De Hoge Raad heeft in zijn beoordeling vastgesteld dat het Hof in de zaak van een mededader relevante bewijsoverwegingen heeft opgenomen, maar deze niet in het eindarrest zijn opgenomen, wat kennelijk het gevolg was van een misslag. De Hoge Raad oordeelt dat de bewijsklacht faalt, maar constateert ook dat de redelijke termijn van art. 6, eerste lid, EVRM in de cassatiefase is overschreden, omdat de stukken te laat door het Hof zijn ingezonden. Dit heeft geleid tot een vermindering van de aan de verdachte opgelegde gevangenisstraf van vier jaren.

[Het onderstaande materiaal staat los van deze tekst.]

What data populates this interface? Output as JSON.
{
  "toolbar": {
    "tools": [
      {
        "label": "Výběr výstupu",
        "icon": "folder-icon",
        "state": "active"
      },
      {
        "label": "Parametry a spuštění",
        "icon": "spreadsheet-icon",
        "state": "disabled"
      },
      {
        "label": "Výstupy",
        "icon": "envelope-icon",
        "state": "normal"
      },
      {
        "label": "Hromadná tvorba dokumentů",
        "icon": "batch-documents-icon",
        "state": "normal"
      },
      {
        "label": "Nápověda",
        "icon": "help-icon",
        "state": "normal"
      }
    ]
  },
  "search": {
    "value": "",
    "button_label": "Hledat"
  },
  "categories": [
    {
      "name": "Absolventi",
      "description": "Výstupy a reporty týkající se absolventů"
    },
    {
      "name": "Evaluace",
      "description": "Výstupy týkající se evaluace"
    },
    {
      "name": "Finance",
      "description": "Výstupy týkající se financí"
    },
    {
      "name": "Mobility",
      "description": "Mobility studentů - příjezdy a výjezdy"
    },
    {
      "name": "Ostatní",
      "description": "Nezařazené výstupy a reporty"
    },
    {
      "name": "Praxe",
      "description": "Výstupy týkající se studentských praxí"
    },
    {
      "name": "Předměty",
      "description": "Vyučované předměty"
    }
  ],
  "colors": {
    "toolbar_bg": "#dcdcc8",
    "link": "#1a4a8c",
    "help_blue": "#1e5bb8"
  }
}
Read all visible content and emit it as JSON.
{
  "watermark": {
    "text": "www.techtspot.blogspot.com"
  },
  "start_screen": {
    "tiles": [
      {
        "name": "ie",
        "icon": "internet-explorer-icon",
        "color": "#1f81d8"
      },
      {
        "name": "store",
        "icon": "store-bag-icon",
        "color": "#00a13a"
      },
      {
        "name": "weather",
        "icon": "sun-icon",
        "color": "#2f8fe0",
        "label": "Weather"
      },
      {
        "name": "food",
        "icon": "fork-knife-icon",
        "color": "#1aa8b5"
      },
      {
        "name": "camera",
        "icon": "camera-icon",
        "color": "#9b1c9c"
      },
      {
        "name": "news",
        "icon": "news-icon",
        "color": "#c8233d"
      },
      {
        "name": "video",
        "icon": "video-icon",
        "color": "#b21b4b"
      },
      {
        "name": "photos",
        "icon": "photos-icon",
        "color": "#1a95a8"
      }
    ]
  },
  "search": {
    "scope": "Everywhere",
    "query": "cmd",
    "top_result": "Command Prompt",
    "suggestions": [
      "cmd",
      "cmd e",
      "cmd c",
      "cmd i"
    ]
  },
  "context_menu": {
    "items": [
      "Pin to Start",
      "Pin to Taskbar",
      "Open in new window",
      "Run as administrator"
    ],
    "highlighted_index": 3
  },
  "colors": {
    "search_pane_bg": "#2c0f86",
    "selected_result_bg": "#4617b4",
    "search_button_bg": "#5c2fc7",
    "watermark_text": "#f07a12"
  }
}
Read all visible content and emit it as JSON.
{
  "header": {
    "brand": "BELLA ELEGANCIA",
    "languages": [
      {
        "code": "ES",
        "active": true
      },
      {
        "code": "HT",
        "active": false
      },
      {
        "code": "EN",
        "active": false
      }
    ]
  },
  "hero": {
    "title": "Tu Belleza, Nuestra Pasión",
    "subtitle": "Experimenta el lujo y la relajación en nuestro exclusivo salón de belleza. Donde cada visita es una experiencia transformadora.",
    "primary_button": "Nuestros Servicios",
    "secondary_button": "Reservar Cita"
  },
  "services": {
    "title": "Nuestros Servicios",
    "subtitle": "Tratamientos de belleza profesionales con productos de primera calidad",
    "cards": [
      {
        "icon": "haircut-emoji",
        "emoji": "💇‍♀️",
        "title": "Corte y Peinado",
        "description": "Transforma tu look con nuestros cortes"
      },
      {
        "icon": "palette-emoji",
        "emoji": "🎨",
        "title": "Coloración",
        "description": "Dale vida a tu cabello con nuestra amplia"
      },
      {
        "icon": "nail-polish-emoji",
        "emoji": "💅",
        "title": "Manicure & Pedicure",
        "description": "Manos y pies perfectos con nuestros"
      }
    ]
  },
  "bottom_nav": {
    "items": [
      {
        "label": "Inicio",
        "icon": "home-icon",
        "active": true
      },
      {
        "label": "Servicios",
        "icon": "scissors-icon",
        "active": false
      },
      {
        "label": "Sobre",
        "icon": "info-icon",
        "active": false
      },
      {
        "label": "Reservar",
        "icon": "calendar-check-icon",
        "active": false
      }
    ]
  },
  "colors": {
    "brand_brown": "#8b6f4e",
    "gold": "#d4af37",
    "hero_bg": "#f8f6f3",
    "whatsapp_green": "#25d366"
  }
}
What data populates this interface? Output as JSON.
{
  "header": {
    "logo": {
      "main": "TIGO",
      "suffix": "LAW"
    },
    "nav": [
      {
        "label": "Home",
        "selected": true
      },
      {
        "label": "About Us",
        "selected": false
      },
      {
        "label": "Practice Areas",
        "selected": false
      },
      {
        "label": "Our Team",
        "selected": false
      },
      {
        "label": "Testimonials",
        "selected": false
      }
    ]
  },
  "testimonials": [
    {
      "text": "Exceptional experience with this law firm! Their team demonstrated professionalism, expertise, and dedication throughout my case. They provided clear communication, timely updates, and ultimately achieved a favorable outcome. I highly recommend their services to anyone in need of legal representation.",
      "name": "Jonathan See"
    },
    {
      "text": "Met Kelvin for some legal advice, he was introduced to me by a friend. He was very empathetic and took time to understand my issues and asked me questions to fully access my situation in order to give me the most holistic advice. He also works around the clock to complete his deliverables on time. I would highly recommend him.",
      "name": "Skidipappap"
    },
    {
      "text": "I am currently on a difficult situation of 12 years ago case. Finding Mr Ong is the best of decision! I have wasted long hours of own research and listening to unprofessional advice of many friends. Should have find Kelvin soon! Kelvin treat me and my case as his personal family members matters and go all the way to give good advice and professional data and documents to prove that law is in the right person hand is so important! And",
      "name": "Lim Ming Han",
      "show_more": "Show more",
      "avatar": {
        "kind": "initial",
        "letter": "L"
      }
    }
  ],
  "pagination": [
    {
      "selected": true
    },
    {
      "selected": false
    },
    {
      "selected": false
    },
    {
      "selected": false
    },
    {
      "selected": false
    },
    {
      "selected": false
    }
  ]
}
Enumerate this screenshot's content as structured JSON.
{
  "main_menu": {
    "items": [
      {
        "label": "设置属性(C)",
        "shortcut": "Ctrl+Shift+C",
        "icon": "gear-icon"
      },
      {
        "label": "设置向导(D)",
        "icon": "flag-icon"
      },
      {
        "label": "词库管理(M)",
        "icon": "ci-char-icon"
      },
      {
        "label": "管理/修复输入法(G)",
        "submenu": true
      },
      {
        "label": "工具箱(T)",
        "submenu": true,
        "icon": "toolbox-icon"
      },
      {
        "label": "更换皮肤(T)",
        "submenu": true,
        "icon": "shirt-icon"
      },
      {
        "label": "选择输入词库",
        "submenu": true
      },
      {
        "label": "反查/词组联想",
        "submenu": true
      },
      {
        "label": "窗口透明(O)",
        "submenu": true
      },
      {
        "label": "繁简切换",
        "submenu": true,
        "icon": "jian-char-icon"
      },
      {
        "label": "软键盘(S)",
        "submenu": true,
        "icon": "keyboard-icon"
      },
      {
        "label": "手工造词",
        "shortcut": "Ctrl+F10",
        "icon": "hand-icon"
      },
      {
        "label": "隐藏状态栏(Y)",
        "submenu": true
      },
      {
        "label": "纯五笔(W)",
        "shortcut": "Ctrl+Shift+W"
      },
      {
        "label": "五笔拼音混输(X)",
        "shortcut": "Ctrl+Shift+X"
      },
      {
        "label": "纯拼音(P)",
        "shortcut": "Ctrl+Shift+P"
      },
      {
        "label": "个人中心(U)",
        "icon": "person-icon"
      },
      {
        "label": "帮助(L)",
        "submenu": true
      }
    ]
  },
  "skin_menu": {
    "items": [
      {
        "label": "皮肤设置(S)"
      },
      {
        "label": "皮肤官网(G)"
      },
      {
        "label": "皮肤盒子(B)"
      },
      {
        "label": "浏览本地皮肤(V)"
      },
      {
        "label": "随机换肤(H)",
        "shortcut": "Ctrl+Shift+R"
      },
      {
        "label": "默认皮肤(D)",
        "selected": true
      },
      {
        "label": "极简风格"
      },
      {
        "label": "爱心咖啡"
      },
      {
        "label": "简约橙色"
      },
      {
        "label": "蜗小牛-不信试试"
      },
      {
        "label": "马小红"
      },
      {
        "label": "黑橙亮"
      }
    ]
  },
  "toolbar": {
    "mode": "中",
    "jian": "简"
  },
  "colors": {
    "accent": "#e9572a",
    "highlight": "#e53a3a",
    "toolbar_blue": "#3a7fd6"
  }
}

Uiteindelijk heeft de Hoge Raad de bestreden uitspraak vernietigd, maar uitsluitend wat betreft de duur van de opgelegde gevangenisstraf, en deze verminderd tot drie jaren en zeven maanden. De overige onderdelen van het beroep zijn verworpen. Het arrest is gewezen door de vice-president A.J.A. van Dorst als voorzitter, en de raadsheren W.F. Groosen en C.H.W.M. Sterk, in bijzijn van de waarnemend griffier H.J.J. Verhoeven.